MIRANDOLA – Ci sono quelli che scelgono di tornare a casa dopo gratificanti esperienze all’estero (come la giovane mirandolese Giulia Voza) e quelli che invece, una volta lasciato il “nido”, fanno proprio fatica a immaginare un futuro in patria: sono i cervelli in fuga. Bistrattati da un Governo che li considera troppo “choosy” o “bamboccioni incapaci di lasciare mammà” che scelgono inevitabilmente di varcare i confini nazionali: un’opzione non sempre semplice e presa a cuor leggero,ma spesso necessaria per chi è alla ricerca non tanto di un futuro stabile, quanto di una più ampia possibilità di scelta.

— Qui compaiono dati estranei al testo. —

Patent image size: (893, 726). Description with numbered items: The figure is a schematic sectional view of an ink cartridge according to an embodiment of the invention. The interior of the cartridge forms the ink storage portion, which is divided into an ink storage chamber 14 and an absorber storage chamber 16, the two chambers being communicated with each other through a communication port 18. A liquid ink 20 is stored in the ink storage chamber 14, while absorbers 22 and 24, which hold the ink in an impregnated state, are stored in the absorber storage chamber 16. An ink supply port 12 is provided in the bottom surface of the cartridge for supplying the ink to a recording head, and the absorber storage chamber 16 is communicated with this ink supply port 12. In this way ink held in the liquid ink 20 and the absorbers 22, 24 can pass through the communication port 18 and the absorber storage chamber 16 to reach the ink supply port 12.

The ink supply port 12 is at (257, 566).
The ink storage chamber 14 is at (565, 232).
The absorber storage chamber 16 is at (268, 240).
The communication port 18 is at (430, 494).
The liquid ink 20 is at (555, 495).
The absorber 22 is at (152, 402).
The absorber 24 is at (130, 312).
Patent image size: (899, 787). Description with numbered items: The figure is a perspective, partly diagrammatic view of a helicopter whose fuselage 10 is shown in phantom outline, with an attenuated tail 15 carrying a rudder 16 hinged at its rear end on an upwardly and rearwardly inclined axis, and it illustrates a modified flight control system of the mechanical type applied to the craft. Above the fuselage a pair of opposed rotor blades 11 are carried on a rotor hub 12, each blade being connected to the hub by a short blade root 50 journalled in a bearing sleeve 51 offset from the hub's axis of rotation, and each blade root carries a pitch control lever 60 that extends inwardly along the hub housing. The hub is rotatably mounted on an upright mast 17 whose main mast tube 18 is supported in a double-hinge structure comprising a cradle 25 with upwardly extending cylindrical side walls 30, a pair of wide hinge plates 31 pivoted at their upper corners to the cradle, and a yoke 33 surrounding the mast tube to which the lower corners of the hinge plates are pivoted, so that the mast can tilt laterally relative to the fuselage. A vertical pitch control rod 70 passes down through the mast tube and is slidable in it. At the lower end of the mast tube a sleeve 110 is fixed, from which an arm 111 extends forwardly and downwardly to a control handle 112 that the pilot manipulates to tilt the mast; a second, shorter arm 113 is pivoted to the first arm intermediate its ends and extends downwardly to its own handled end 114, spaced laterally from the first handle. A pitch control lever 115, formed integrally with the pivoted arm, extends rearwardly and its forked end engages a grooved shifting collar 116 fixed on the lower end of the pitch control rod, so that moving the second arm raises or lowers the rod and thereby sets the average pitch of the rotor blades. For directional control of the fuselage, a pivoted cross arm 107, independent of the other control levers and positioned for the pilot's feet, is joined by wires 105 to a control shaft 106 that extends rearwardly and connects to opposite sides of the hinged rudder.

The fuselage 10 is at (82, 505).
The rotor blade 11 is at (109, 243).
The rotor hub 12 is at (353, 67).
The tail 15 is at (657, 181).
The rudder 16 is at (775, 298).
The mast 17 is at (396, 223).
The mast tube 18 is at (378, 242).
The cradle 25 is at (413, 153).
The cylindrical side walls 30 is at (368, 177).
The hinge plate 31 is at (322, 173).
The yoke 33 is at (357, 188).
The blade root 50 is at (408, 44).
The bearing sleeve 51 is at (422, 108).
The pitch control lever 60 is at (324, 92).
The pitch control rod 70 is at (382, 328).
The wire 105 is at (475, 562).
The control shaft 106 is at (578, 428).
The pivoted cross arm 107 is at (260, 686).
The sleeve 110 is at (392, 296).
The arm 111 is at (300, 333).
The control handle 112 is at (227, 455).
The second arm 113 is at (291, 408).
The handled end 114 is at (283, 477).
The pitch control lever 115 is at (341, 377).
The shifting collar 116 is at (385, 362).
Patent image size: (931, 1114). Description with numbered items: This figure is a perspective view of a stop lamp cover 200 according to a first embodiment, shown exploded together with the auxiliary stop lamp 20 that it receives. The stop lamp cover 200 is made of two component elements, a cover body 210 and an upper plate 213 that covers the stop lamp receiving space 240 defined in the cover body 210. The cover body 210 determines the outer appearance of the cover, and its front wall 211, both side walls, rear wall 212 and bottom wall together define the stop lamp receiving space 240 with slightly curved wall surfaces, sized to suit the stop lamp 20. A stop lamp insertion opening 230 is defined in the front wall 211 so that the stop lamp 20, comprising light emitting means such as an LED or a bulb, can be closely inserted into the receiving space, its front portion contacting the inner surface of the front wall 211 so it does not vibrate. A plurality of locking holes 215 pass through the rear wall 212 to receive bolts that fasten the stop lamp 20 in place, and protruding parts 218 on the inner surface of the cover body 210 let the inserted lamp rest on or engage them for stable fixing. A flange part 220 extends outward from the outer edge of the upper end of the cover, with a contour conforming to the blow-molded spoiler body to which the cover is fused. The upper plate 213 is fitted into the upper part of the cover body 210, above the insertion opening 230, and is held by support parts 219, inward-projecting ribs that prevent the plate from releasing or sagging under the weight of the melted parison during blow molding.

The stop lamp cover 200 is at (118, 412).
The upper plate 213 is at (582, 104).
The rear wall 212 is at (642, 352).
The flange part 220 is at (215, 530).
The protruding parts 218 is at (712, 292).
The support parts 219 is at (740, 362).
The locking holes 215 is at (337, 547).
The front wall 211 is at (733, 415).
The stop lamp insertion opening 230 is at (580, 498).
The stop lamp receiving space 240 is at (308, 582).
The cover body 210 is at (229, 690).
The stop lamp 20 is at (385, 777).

Le emigrazioni degli under 34 si riconfermano come un fenomeno in continua crescita, anche se se ne parla sempre meno: dopo l’esodo dal sud al nord, i giovani che optano per l’estero sono sempre più numerosi. Non solo una parentesi di vita per imparare altre lingue e immergersi in altre culture ma una necessità che i giovani sentono di dover affrontare.
Enrico Luppi, nato e cresciuto a Mirandola, si è trasferito in Olanda dopo una laurea triennale in scienze della comunicazione conseguita a Bologna. Racconta: “Studiare all’estero è sempre stato il mio sogno, nonostante le resistenze della mia famiglia. Pensavo di tornare in Italia finito il master, e invece il prossimo 20 agosto festeggerò i miei 7 anni ad Amsterdam”. Dopo il master all’università della capitale olandese e una trainership di sei mesi, l’arrivo del primo impiego come Online Marketer dopo neanche un anno dalla fine del corso olandese.
Oggi Enrico è al suo secondo lavoro, ha 29 anni,parla correntemente tre lingue (l’inglese, l’olandese e lo spagnolo) e lavora come digital advertising per la Van Moof: una nota azienda olandese che dal 2009 produce innovative biciclette urbane e ha negozi in quasi tutto il mondo.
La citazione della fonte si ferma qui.